Os cafés servem pratos que incluem milho frio e uma sobremesa de pêssego – semelhantes aos do seu restaurante original. Mesmo para os mais abastados, isto pode ser o mais próximo que conseguem estar da experiência completa do Sugalabo.

O Sugalabo, e o Japão em geral, não estão sozinhos quando se trata de políticas de portas restritivas. Desde os anos 70, o Rao’s, em Nova Iorque, não aceita reservas e, em vez disso, legou “direitos de mesa” a clientes regulares selecionados. Também fundado nos anos 70, o Le Beaujolais Club, em Londres, é um restaurante só para membros (apenas por convite), sob o que afirma ser o mais antigo bar de vinhos francês da cidade.

A par destas instituições, há uma infinidade de restaurantes privados destinados aos ricos e à elite social. Mas a ideia de pagar dezenas de milhares de dólares para ter acesso a uma sala de jantar parece gauche quando comparada com o processo do Sugalabo.

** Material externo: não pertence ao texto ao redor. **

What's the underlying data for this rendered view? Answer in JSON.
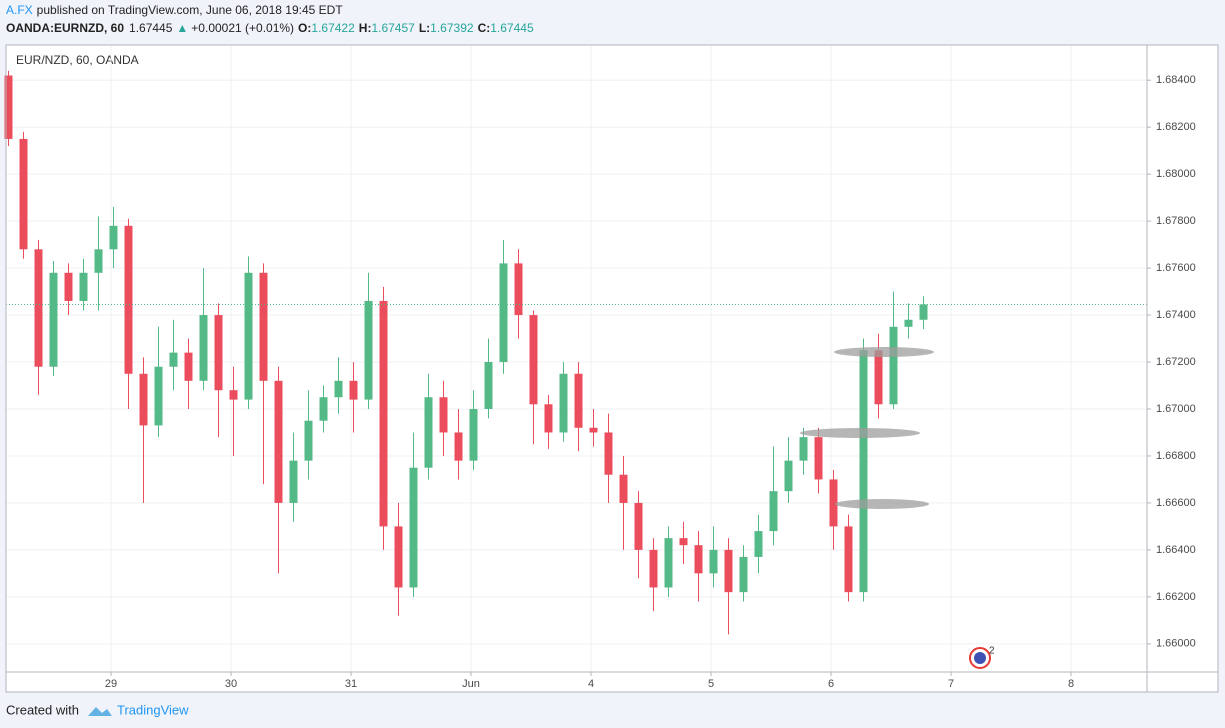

Apesar da sua exclusividade, o custo do jantar – para este nível de comida – não é excessivo, com o menu a custar cerca de 500 dólares (as combinações de vinhos e a taxa de serviço têm um custo extra).

Suga insiste que não está a ser snobe. Mas os clientes não podem deixar de sentir o seu ego a aumentar. Antes de darem uma dentada, sabem que foram introduzidos numa elite própria.